Legal Alert – The CJEU Confirms the Rights of European IP Holders in Relation to International E-commerce Involving Counterfeit and Pirated Goods
The Court of Justice of the European Union (CJEU) handed down a judgment on 6 February 2014 which confirms the rights of European IP holders in relation to international e-commerce involving counterfeit and pirated goods. In case C-98/13 (Martin Blomqvist v Rolex SA, Manufacture des Montres Rolex SA), the CJEU ruled that goods bought online by EU residents are subject to EU trade mark and copyright laws even if the web shop in question does not target EU residents.
Mr Blomqvist, a Danish resident, had ordered a watch marketed as a Rolex from a Chinese online shop. After Blomqvist had placed the order and paid for the watch on the seller’s website the watch was dispatched from Hong Kong. Upon the arrival of the consignment to Denmark its release was suspended by the Danish Customs authorities who suspected that the watch infringed EU copyright and trademark rights. The right holder, Rolex, confirmed the watch to be counterfeit and requested that it be destroyed.
In accordance with the Customs Regulation in force at the time (1383/2003), Blomqvist was requested to give his consent to destruction. Blomqvist refused, claiming that since he had bought the watch for personal use, Rolex intellectual property rights in the EU had not been infringed. Therefore, the watch was not a counterfeit or pirated good for the purposes of the Customs Regulation, he stated.
Rolex filed a suit against Blomqvist in the Danish court of first instance, seeking to force Blomqvist to agree to the suspension of release and to destruction of the watch without compensation. The court decided against Blomqvist, who then appealed to the Danish Supreme Court.

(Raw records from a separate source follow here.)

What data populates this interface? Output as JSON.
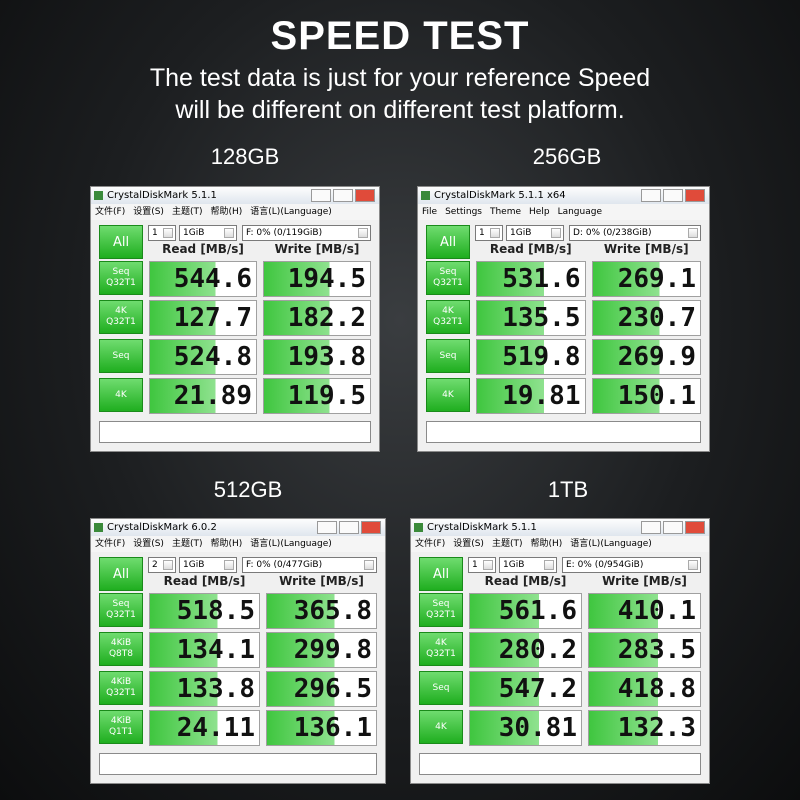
{
  "header": {
    "title": "SPEED TEST",
    "subtitle_lines": [
      "The test data is just for your reference  Speed",
      "will be different on different test platform."
    ]
  },
  "panels": [
    {
      "capacity": "128GB",
      "window_title": "CrystalDiskMark 5.1.1",
      "menu": [
        "文件(F)",
        "设置(S)",
        "主题(T)",
        "帮助(H)",
        "语言(L)(Language)"
      ],
      "all_button": "All",
      "count": "1",
      "size": "1GiB",
      "drive": "F: 0% (0/119GiB)",
      "read_header": "Read [MB/s]",
      "write_header": "Write [MB/s]",
      "rows": [
        {
          "label": [
            "Seq",
            "Q32T1"
          ],
          "read": "544.6",
          "write": "194.5"
        },
        {
          "label": [
            "4K",
            "Q32T1"
          ],
          "read": "127.7",
          "write": "182.2"
        },
        {
          "label": [
            "Seq"
          ],
          "read": "524.8",
          "write": "193.8"
        },
        {
          "label": [
            "4K"
          ],
          "read": "21.89",
          "write": "119.5"
        }
      ]
    },
    {
      "capacity": "256GB",
      "window_title": "CrystalDiskMark 5.1.1 x64",
      "menu": [
        "File",
        "Settings",
        "Theme",
        "Help",
        "Language"
      ],
      "all_button": "All",
      "count": "1",
      "size": "1GiB",
      "drive": "D: 0% (0/238GiB)",
      "read_header": "Read [MB/s]",
      "write_header": "Write [MB/s]",
      "rows": [
        {
          "label": [
            "Seq",
            "Q32T1"
          ],
          "read": "531.6",
          "write": "269.1"
        },
        {
          "label": [
            "4K",
            "Q32T1"
          ],
          "read": "135.5",
          "write": "230.7"
        },
        {
          "label": [
            "Seq"
          ],
          "read": "519.8",
          "write": "269.9"
        },
        {
          "label": [
            "4K"
          ],
          "read": "19.81",
          "write": "150.1"
        }
      ]
    },
    {
      "capacity": "512GB",
      "window_title": "CrystalDiskMark 6.0.2",
      "menu": [
        "文件(F)",
        "设置(S)",
        "主题(T)",
        "帮助(H)",
        "语言(L)(Language)"
      ],
      "all_button": "All",
      "count": "2",
      "size": "1GiB",
      "drive": "F: 0% (0/477GiB)",
      "read_header": "Read [MB/s]",
      "write_header": "Write [MB/s]",
      "rows": [
        {
          "label": [
            "Seq",
            "Q32T1"
          ],
          "read": "518.5",
          "write": "365.8"
        },
        {
          "label": [
            "4KiB",
            "Q8T8"
          ],
          "read": "134.1",
          "write": "299.8"
        },
        {
          "label": [
            "4KiB",
            "Q32T1"
          ],
          "read": "133.8",
          "write": "296.5"
        },
        {
          "label": [
            "4KiB",
            "Q1T1"
          ],
          "read": "24.11",
          "write": "136.1"
        }
      ]
    },
    {
      "capacity": "1TB",
      "window_title": "CrystalDiskMark 5.1.1",
      "menu": [
        "文件(F)",
        "设置(S)",
        "主题(T)",
        "帮助(H)",
        "语言(L)(Language)"
      ],
      "all_button": "All",
      "count": "1",
      "size": "1GiB",
      "drive": "E: 0% (0/954GiB)",
      "read_header": "Read [MB/s]",
      "write_header": "Write [MB/s]",
      "rows": [
        {
          "label": [
            "Seq",
            "Q32T1"
          ],
          "read": "561.6",
          "write": "410.1"
        },
        {
          "label": [
            "4K",
            "Q32T1"
          ],
          "read": "280.2",
          "write": "283.5"
        },
        {
          "label": [
            "Seq"
          ],
          "read": "547.2",
          "write": "418.8"
        },
        {
          "label": [
            "4K"
          ],
          "read": "30.81",
          "write": "132.3"
        }
      ]
    }
  ]
}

The Supreme Court decided to ask the Court of Justice for a preliminary ruling as to whether or not there had been any distribution to the public within the meaning of the Copyright Directive or any use in the course of trade within the meaning of the Trademark Directive and the Trademark Regulation.

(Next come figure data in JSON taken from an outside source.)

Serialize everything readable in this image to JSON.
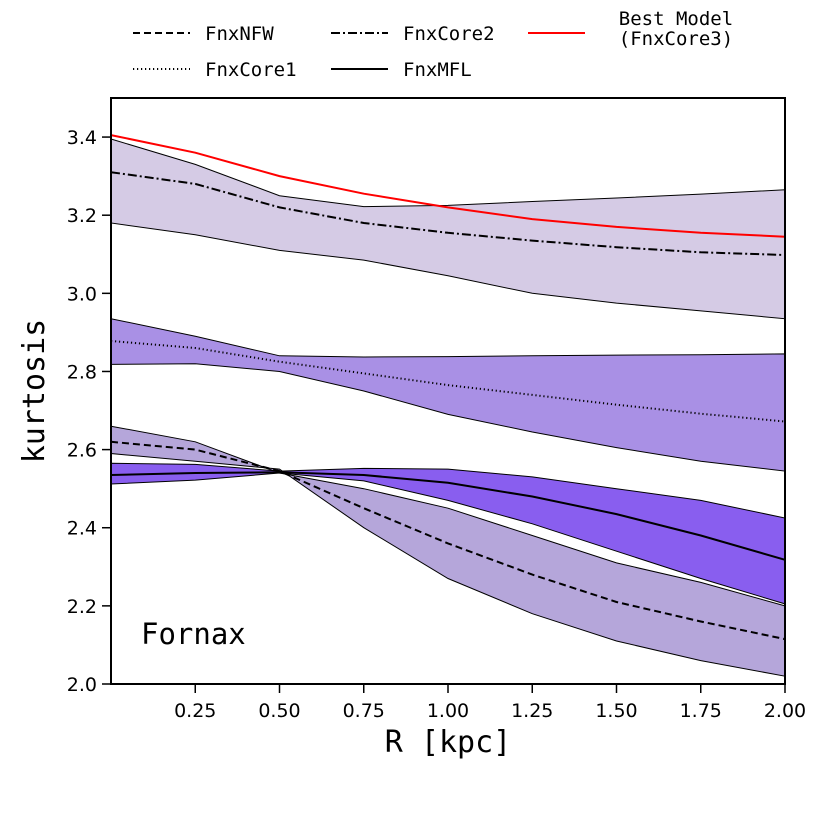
{
  "chart_data": {
    "type": "line",
    "title": "",
    "xlabel": "R [kpc]",
    "ylabel": "kurtosis",
    "annotation": "Fornax",
    "xlim": [
      0.0,
      2.0
    ],
    "ylim": [
      2.0,
      3.5
    ],
    "xticks": [
      0.25,
      0.5,
      0.75,
      1.0,
      1.25,
      1.5,
      1.75,
      2.0
    ],
    "xtick_labels": [
      "0.25",
      "0.50",
      "0.75",
      "1.00",
      "1.25",
      "1.50",
      "1.75",
      "2.00"
    ],
    "yticks": [
      2.0,
      2.2,
      2.4,
      2.6,
      2.8,
      3.0,
      3.2,
      3.4
    ],
    "ytick_labels": [
      "2.0",
      "2.2",
      "2.4",
      "2.6",
      "2.8",
      "3.0",
      "3.2",
      "3.4"
    ],
    "x": [
      0.0,
      0.25,
      0.5,
      0.75,
      1.0,
      1.25,
      1.5,
      1.75,
      2.0
    ],
    "series": [
      {
        "name": "FnxNFW",
        "style": "dashed",
        "color": "#000000",
        "values": [
          2.62,
          2.6,
          2.545,
          2.45,
          2.36,
          2.28,
          2.21,
          2.16,
          2.115
        ],
        "band_upper": [
          2.66,
          2.62,
          2.54,
          2.5,
          2.45,
          2.38,
          2.31,
          2.26,
          2.2
        ],
        "band_lower": [
          2.59,
          2.57,
          2.55,
          2.4,
          2.27,
          2.18,
          2.11,
          2.06,
          2.02
        ],
        "band_color": "#a896d3"
      },
      {
        "name": "FnxCore1",
        "style": "dotted",
        "color": "#000000",
        "values": [
          2.878,
          2.86,
          2.825,
          2.795,
          2.765,
          2.74,
          2.715,
          2.692,
          2.672
        ],
        "band_upper": [
          2.935,
          2.89,
          2.84,
          2.837,
          2.838,
          2.84,
          2.842,
          2.843,
          2.845
        ],
        "band_lower": [
          2.818,
          2.82,
          2.8,
          2.75,
          2.69,
          2.645,
          2.605,
          2.57,
          2.545
        ],
        "band_color": "#9a7de0"
      },
      {
        "name": "FnxCore2",
        "style": "dashdot",
        "color": "#000000",
        "values": [
          3.31,
          3.28,
          3.22,
          3.18,
          3.155,
          3.135,
          3.118,
          3.105,
          3.098
        ],
        "band_upper": [
          3.395,
          3.33,
          3.25,
          3.222,
          3.225,
          3.235,
          3.244,
          3.254,
          3.265
        ],
        "band_lower": [
          3.18,
          3.15,
          3.11,
          3.085,
          3.045,
          3.0,
          2.975,
          2.955,
          2.935
        ],
        "band_color": "#cec2e1"
      },
      {
        "name": "FnxMFL",
        "style": "solid",
        "color": "#000000",
        "values": [
          2.535,
          2.54,
          2.542,
          2.535,
          2.515,
          2.48,
          2.435,
          2.38,
          2.318
        ],
        "band_upper": [
          2.565,
          2.562,
          2.545,
          2.552,
          2.55,
          2.53,
          2.5,
          2.47,
          2.425
        ],
        "band_lower": [
          2.512,
          2.522,
          2.54,
          2.52,
          2.47,
          2.41,
          2.34,
          2.27,
          2.205
        ],
        "band_color": "#7442ec"
      },
      {
        "name": "Best Model\n(FnxCore3)",
        "style": "solid",
        "color": "#ff0000",
        "values": [
          3.405,
          3.36,
          3.3,
          3.255,
          3.22,
          3.19,
          3.17,
          3.155,
          3.145
        ]
      }
    ],
    "legend_position": "top"
  }
}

The CJEU stated that goods coming from a non-member state that are imitations of goods protected in the EU by a trademark right, copy right, related right or design right can be classified as counterfeit goods or pirated goods, where it is proven that such goods are intended for the European Union market. Such intent is proven, for instance, by the fact that the goods have been sold to a consumer in the European Union. The CJEU accordingly ruled that the Council Regulation 1383/2003 must be interpreted as meaning that the holder of an intellectual property right over goods sold to a person residing in the territory of a Member State through an online sales website in a non-member country enjoys the protection afforded to that holder by that regulation at the time when those goods enter the territory of that Member State merely by virtue of the acquisition of those goods. It is not necessary, in addition, for the goods at issue to have been the subject, prior to the sale, of an offer for sale or advertising targeting consumers of that State.
The preliminary ruling by the CJEU is highly welcomed by Customs authorities and right-holders alike. The judgment means that EU Customs authorities can take action for the suspension and destruction of small consignments entering the EU without having to assess whether or not the goods have been ordered for commercial purposes, even if the addressee is a private person. This is in line with one of the main objectives of the new Customs Regulation (608/2013) (repealing the previous regulation (1983/2003)) to combat the increasing on-line sale of counterfeit and pirated goods into the EU. The new Customs Regulation introduced the so-called small consignments procedure which allows Customs authorities to destroy postal or express courier consignments that comprise three units or less or that weigh less than two kilograms of counterfeit or pirated goods without prior involvement from right holders or their representatives (provided that the right holder in question has opted into the system and the recipient of the goods has not expressly opposed destruction within ten working days).